Over the course of the late 18th to mid-20th centuries a series of service medals were created, designed to be awarded to those military personnel involved in campaigns in and around India. The ‘India Medal’ replaced the India General Service Medal in 1896 and covered those involved in seven campaigns, mostly on the North-West Frontier, from 1895-1902. The ‘Punjab Frontier 1897-98’ clasp was awarded to soldiers and other personnel who were involved in keeping peace in the region amid a series of other large campaigns against local insurgent forces, such as the Tirah campaign of 1897-98.
As well as being awarded to soldiers and officers, army and camp followers who were involved in the campaigns were eligible to receive the India medal and the relevant clasps. Followers would receive a medal and clasp in bronze, whilst soldiers would receive one in silver.
Camp followers, though often forgotten today with the rise of armies which manage their own logistics and support, were an integral part of many armies before the later 20th century.
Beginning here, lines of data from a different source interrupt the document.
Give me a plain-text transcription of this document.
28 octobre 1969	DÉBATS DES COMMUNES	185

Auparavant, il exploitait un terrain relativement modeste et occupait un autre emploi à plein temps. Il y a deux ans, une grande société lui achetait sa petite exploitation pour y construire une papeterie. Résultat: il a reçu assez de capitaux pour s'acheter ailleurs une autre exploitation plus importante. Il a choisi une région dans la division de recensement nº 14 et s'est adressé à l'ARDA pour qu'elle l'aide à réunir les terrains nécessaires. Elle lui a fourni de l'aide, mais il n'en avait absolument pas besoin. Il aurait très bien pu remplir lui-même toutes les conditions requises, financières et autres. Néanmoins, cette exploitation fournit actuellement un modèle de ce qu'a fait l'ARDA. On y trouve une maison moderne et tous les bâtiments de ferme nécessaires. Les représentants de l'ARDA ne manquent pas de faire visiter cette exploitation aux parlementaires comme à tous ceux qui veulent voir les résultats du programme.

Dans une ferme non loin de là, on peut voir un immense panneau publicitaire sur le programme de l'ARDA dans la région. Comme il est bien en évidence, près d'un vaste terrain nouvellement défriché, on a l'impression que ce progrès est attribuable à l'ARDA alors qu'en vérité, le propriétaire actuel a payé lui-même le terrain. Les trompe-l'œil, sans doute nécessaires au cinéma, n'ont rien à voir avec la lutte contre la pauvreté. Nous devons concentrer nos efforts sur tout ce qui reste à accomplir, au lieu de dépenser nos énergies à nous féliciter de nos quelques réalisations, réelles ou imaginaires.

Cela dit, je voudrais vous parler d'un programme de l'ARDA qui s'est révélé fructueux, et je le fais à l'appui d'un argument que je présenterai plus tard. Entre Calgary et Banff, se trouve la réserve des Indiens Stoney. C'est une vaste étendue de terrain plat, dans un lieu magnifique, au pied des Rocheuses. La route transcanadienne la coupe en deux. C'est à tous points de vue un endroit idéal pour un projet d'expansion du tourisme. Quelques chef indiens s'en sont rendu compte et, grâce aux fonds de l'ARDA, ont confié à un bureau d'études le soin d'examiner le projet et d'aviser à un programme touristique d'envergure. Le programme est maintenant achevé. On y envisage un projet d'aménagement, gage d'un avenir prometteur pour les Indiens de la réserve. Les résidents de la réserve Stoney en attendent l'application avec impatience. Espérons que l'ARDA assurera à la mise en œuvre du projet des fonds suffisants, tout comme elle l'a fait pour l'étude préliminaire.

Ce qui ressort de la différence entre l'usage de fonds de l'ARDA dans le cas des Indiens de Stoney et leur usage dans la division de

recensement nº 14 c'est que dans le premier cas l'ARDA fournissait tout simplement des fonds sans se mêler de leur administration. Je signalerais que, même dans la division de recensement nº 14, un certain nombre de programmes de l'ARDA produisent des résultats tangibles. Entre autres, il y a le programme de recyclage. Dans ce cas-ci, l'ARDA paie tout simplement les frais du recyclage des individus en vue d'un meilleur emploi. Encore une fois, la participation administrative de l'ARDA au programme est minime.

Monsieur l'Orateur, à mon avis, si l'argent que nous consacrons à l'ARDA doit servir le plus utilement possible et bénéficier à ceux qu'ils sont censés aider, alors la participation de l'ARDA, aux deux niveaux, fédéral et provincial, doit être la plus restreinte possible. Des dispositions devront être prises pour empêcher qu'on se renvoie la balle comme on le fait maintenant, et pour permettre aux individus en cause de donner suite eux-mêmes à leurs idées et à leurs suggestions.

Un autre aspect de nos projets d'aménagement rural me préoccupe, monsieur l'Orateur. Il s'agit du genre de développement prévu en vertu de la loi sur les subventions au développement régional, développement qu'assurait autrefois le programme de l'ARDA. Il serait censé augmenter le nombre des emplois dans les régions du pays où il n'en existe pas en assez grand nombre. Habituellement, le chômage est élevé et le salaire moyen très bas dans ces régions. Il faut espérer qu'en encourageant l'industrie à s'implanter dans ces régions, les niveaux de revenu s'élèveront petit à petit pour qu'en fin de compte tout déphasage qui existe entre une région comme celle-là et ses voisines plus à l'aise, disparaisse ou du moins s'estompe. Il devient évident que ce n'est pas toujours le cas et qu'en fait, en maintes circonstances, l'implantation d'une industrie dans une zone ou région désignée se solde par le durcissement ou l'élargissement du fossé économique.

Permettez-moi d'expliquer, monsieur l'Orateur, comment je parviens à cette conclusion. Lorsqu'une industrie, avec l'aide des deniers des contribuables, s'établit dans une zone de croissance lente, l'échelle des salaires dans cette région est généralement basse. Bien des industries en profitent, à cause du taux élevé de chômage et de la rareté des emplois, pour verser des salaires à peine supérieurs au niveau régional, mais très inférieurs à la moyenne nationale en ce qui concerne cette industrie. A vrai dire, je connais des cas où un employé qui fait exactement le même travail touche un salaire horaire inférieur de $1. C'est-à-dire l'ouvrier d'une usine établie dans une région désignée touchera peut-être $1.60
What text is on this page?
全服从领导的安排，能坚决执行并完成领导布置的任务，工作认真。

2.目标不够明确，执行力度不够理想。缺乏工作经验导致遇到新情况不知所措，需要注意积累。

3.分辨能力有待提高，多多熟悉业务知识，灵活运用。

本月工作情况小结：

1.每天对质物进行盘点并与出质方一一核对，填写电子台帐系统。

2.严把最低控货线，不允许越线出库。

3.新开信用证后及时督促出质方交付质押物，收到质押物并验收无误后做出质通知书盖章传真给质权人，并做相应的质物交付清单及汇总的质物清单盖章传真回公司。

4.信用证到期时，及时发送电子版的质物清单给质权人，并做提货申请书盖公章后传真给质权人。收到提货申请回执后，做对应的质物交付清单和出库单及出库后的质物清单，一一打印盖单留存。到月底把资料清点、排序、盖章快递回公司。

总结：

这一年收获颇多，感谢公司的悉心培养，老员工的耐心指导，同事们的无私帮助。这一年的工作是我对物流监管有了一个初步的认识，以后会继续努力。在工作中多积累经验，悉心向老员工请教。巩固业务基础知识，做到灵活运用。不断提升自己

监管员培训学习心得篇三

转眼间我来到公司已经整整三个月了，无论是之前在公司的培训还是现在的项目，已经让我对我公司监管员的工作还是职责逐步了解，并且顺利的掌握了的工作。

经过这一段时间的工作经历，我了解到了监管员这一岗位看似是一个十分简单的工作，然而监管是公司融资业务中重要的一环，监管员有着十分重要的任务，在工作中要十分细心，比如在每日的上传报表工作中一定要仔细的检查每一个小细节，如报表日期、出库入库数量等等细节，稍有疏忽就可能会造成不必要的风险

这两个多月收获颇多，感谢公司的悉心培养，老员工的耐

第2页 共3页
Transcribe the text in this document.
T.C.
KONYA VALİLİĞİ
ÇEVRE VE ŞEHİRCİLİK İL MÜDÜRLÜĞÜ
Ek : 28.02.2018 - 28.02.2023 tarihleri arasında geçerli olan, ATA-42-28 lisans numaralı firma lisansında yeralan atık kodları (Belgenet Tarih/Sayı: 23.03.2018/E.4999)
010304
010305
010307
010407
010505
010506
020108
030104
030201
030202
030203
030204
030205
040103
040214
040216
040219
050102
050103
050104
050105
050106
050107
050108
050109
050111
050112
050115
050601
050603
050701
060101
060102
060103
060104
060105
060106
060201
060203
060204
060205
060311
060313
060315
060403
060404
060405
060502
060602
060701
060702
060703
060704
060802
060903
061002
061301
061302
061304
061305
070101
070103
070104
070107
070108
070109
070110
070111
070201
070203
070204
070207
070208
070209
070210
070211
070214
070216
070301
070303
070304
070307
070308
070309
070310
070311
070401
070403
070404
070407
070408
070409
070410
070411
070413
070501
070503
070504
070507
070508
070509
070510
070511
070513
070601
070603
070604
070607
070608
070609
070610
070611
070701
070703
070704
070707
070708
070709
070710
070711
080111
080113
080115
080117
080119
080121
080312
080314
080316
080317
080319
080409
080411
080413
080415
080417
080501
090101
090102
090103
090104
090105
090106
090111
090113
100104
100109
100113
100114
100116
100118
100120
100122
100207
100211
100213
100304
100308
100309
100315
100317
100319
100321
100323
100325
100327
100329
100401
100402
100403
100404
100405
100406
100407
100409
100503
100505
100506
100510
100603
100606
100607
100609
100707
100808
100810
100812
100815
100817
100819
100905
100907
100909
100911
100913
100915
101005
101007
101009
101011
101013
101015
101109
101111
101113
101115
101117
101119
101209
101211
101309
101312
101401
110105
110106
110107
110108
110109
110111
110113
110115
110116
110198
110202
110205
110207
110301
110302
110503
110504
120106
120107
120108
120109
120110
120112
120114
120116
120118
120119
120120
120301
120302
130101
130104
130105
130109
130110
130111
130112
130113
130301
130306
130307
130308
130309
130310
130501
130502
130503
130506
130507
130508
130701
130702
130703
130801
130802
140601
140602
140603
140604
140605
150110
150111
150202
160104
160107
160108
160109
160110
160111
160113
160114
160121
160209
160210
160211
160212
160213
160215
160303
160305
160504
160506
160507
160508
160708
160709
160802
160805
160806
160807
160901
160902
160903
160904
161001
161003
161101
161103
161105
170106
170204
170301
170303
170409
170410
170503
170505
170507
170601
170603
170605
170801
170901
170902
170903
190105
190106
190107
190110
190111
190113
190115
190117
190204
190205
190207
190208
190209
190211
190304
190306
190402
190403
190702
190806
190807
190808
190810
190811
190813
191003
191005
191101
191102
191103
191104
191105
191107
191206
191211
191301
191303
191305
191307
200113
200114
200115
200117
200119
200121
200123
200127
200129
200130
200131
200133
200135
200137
A follower would usually perform a specific role, which could (in the Indian Army) vary from ‘Bhistie’ (a washerman or laundryman) to a ‘Dhobie’ (a water-bearer), to a ‘Doolybearer’ (a stretcher-bearer or chair-carrier) or even a ‘Sweeper’ (one who cleaned out the latrines of the regiment and its units). Whilst not expected to fight, and not being soldiers, many followers performed acts of bravery and were often exposed to the dangers of military life that their colleagues were. This was recognised in their eligibility for service and campaign medals.
Examples of follower’s medals are relatively uncommon, as many were often sold rather than preserved.